Grotere kans op een baan voor jonggehandicapte onder Participatiewet

In december van het jaar na instroom is van de 18-jarige jonggehandicapten onder de Participatiewet 27 procent aan het werk, versus 22 procent van de 18-jarige jonggehandicapten in de Wajong (een stijging van 5 procentpunt). De groei in banen voor jonggehandicapten onder de Participatiewet zit vooral in deeltijd en flexibele banen en contracten voor bepaalde tijd. Vaste contracten komen maar weinig voor. Gemeenten richten zich met name op jonggehandicapten die van het voortgezet speciaal onderwijs of praktijkonderwijs (VSO/PrO) afkomen. Bovendien worden zij die van het VSO/PrO komen automatisch ingeschreven in het doelgroepregister, waardoor werkgevers gestimuleerd worden om hen aan te nemen. De inspanningen van gemeenten en werkgevers komt dus naar verwachting het sterkst tot uiting in deze groep. Jonggehandicapten met een VSO- of PrO-verleden worden zonder beoordeling opgenomen in het doelgroepregister wanneer zij een Aanvraag Beoordeling Arbeidsvermogen (ABA) bij UWV indienen. Jongeren in het doelgroepregister zijn makkelijker te bemiddelen, omdat voor hen een no-riskpolis bij ziekte geldt. Dit betekent dat de werkgever geen loon hoeft door te betalen bij ziekte, maar dat UWV een ZW-uitkering betaalt.
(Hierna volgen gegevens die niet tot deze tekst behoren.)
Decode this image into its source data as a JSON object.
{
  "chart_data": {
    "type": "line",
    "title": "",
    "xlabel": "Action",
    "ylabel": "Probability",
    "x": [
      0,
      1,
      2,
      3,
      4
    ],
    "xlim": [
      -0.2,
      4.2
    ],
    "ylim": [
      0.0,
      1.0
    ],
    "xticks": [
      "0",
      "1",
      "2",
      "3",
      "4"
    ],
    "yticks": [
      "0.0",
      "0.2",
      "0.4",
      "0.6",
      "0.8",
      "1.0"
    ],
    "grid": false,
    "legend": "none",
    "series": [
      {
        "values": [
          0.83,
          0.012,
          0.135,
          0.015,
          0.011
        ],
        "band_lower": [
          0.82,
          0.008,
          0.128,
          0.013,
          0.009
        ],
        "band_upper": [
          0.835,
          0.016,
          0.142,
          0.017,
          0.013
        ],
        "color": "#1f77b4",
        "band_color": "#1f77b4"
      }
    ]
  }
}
Kleiner beroep op uitkering onder Participatiewet

Opvallend is dat de nieuwe doelgroep weinig beroep doet op de bijstand (15 procent). Dit komt voornamelijk doordat 60 procent van de jongeren op 18-jarige leeftijd nog onderwijs volgt en daarom (nog) niet in aanmerking komt voor een bijstandsuitkering. In totaal zit maximaal 94 procent van de nieuwe doelgroep in december 2015  op school, werkt en/of ontvangt inkomsten uit een uitkering. Doordat er mogelijk overlap is tussen studie, werk en uitkering is niet precies te zeggen welk deel van de jonggehandicapten op hun 18e niet meer in beeld is.

Samenwerking moet beter

Gemeenten komen in contact met werkgevers via zowel het werkgeversservicepunt (WSP) als de afdeling die verantwoordelijk is voor de begeleiding van jongeren met een beperking. Zij delen samen een verantwoordelijkheid om vacatures te vinden voor de doelgroep. De samenwerking tussen gemeenten en het WSP van gemeenten en UWV behoeft nog aandacht, onder andere omdat contact met de jongere en contact met de werkgever bij verschillende afdelingen belegd is die met elkaar en met UWV-medewerkers van het WSP concurreren om schaarse banen voor (jong)gehandicapten.

Scala aan dienstverlening

De dienstverlening die de gemeente inzet is ingegeven door de afstand tot de arbeidsmarkt van de jongere. De dienstverlening bestaat onder andere uit loonkostensubsidie en jobcoaches voor jonggehandicapten die arbeidsfit zijn, en cursussen en leerstages voor jongeren die nog niet arbeidsfit zijn. Gemeenten werken bij het aanbod van dienstverlening samen met externe partijen. In vergelijking met UWV besteden de onderzochte gemeenten minder werk uit aan gespecialiseerde re-integratiebedrijven. De onderzochte gemeenten lijken zich in hun dienstverlening meer in te spannen voor jongeren met een relatief kleine afstand tot de arbeidsmarkt. Hier kunnen zij het meest op besparen omdat deze jongeren minder loonkostensubsidie nodig hebben om aan de slag te kunnen. De (geregistreerde) dienstverlening die de gemeente inzet voor jonggehandicapten is zeer beperkt van omvang. De dienstverlening is pas in 2016 goed op gang gekomen. Beschut werk wordt nog nauwelijks ingezet: in maart 2017 waren 250 jongeren aan het werk op een beschutte werkplek.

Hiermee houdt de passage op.